Le penseur cherche une vie ordinaire car il lui incombe de produire une pensée et non un témoignage. L’extraordinaire, dans la vie d’un penseur, est pris à sa pensée.
Le littérateur est fourvoyé si on lui suppose de grandes facultés. Conscient de ses facultés, il s’est contenté d’en rendre témoignage au lieu de s’en servir selon leur finalité la plus haute. C’est pourquoi Platon chasse les « poètes » de sa Cité : ils sont un exemple corrupteur pour les individus capables (le bruit du vent suffit à corrompre les autres). La littérature est la fosse commune du génie.
L’extraordinaire que peut vivre une personne douée de facultés n’est pas essentiellement différent de celui qu’une autre personne vivra, placée dans des circonstances extraordinaires. En revanche, cette dernière, à défaut de facultés, ne peut produire une pensée, même si elle n’est pas placée dans des circonstances extraordinaires. Autrement dit, comme c’est la vie ordinaire qui favorise l’emploi des hautes facultés, les circonstances extraordinaires, qui sont le produit vendu par la littérature en tant qu’exemple moral, ce qu’elle est qu’elle le veuille ou non, ne sont pas recherchées par le penseur.
Tout ce qui réclame l’attention est pour l’intellect ordinaire une bénédiction qui le sort de son marasme intérieur, pour le philosophe un vol.

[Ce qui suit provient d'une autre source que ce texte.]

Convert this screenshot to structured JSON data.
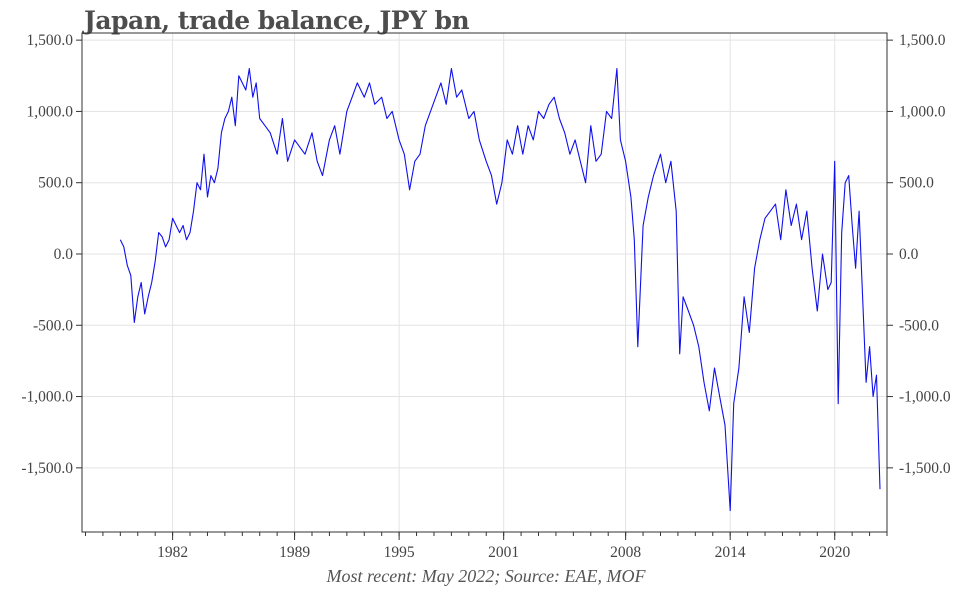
{
  "title": "Japan, trade balance, JPY bn",
  "footer": "Most recent: May 2022; Source: EAE, MOF",
  "colors": {
    "series": "#1010ee",
    "grid": "#e3e3e3",
    "axis": "#333333",
    "text": "#444444"
  },
  "chart_data": {
    "type": "line",
    "title": "Japan, trade balance, JPY bn",
    "xlabel": "",
    "ylabel": "",
    "xlim": [
      1976.8,
      2023.0
    ],
    "ylim": [
      -1950,
      1550
    ],
    "yticks": [
      1500,
      1000,
      500,
      0,
      -500,
      -1000,
      -1500
    ],
    "ytick_labels": [
      "1,500.0",
      "1,000.0",
      "500.0",
      "0.0",
      "-500.0",
      "-1,000.0",
      "-1,500.0"
    ],
    "xticks": [
      1982,
      1989,
      1995,
      2001,
      2008,
      2014,
      2020
    ],
    "xtick_labels": [
      "1982",
      "1989",
      "1995",
      "2001",
      "2008",
      "2014",
      "2020"
    ],
    "grid": true,
    "series": [
      {
        "name": "",
        "x": [
          1979.0,
          1979.2,
          1979.4,
          1979.6,
          1979.8,
          1980.0,
          1980.2,
          1980.4,
          1980.6,
          1980.8,
          1981.0,
          1981.2,
          1981.4,
          1981.6,
          1981.8,
          1982.0,
          1982.2,
          1982.4,
          1982.6,
          1982.8,
          1983.0,
          1983.2,
          1983.4,
          1983.6,
          1983.8,
          1984.0,
          1984.2,
          1984.4,
          1984.6,
          1984.8,
          1985.0,
          1985.2,
          1985.4,
          1985.6,
          1985.8,
          1986.0,
          1986.2,
          1986.4,
          1986.6,
          1986.8,
          1987.0,
          1987.3,
          1987.6,
          1988.0,
          1988.3,
          1988.6,
          1989.0,
          1989.3,
          1989.6,
          1990.0,
          1990.3,
          1990.6,
          1991.0,
          1991.3,
          1991.6,
          1992.0,
          1992.3,
          1992.6,
          1993.0,
          1993.3,
          1993.6,
          1994.0,
          1994.3,
          1994.6,
          1995.0,
          1995.3,
          1995.6,
          1995.9,
          1996.2,
          1996.5,
          1996.8,
          1997.1,
          1997.4,
          1997.7,
          1998.0,
          1998.3,
          1998.6,
          1999.0,
          1999.3,
          1999.6,
          2000.0,
          2000.3,
          2000.6,
          2000.9,
          2001.2,
          2001.5,
          2001.8,
          2002.1,
          2002.4,
          2002.7,
          2003.0,
          2003.3,
          2003.6,
          2003.9,
          2004.2,
          2004.5,
          2004.8,
          2005.1,
          2005.4,
          2005.7,
          2006.0,
          2006.3,
          2006.6,
          2006.9,
          2007.2,
          2007.5,
          2007.7,
          2008.0,
          2008.3,
          2008.5,
          2008.7,
          2009.0,
          2009.3,
          2009.6,
          2010.0,
          2010.3,
          2010.6,
          2010.9,
          2011.1,
          2011.3,
          2011.6,
          2011.9,
          2012.2,
          2012.5,
          2012.8,
          2013.1,
          2013.4,
          2013.7,
          2014.0,
          2014.2,
          2014.5,
          2014.8,
          2015.1,
          2015.4,
          2015.7,
          2016.0,
          2016.3,
          2016.6,
          2016.9,
          2017.2,
          2017.5,
          2017.8,
          2018.1,
          2018.4,
          2018.7,
          2019.0,
          2019.3,
          2019.6,
          2019.8,
          2020.0,
          2020.2,
          2020.4,
          2020.6,
          2020.8,
          2021.0,
          2021.2,
          2021.4,
          2021.6,
          2021.8,
          2022.0,
          2022.2,
          2022.4,
          2022.6
        ],
        "values": [
          100,
          50,
          -80,
          -150,
          -480,
          -300,
          -200,
          -420,
          -300,
          -200,
          -50,
          150,
          120,
          50,
          100,
          250,
          200,
          150,
          200,
          100,
          150,
          300,
          500,
          450,
          700,
          400,
          550,
          500,
          600,
          850,
          950,
          1000,
          1100,
          900,
          1250,
          1200,
          1150,
          1300,
          1100,
          1200,
          950,
          900,
          850,
          700,
          950,
          650,
          800,
          750,
          700,
          850,
          650,
          550,
          800,
          900,
          700,
          1000,
          1100,
          1200,
          1100,
          1200,
          1050,
          1100,
          950,
          1000,
          800,
          700,
          450,
          650,
          700,
          900,
          1000,
          1100,
          1200,
          1050,
          1300,
          1100,
          1150,
          950,
          1000,
          800,
          650,
          550,
          350,
          500,
          800,
          700,
          900,
          700,
          900,
          800,
          1000,
          950,
          1050,
          1100,
          950,
          850,
          700,
          800,
          650,
          500,
          900,
          650,
          700,
          1000,
          950,
          1300,
          800,
          650,
          400,
          100,
          -650,
          200,
          400,
          550,
          700,
          500,
          650,
          300,
          -700,
          -300,
          -400,
          -500,
          -650,
          -900,
          -1100,
          -800,
          -1000,
          -1200,
          -1800,
          -1050,
          -800,
          -300,
          -550,
          -100,
          100,
          250,
          300,
          350,
          100,
          450,
          200,
          350,
          100,
          300,
          -100,
          -400,
          0,
          -250,
          -200,
          650,
          -1050,
          150,
          500,
          550,
          200,
          -100,
          300,
          -300,
          -900,
          -650,
          -1000,
          -850,
          -1650
        ]
      }
    ]
  }
}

Il y a en réalité dans la vie ordinaire déjà trop d’événements pour un philosophe. En particulier, le mariage, la paternité, la vie de famille, les affaires, le travail, la vie sociale, les amitiés non philosophiques, les relations féminines, les voyages, les intérêts matériels, font obstacle à la pensée philosophique. Le philosophe recherche donc une vie sous-ordinaire. Il quitte la vie ordinaire par l’issue opposée à celle qu’emprunte un ambitieux.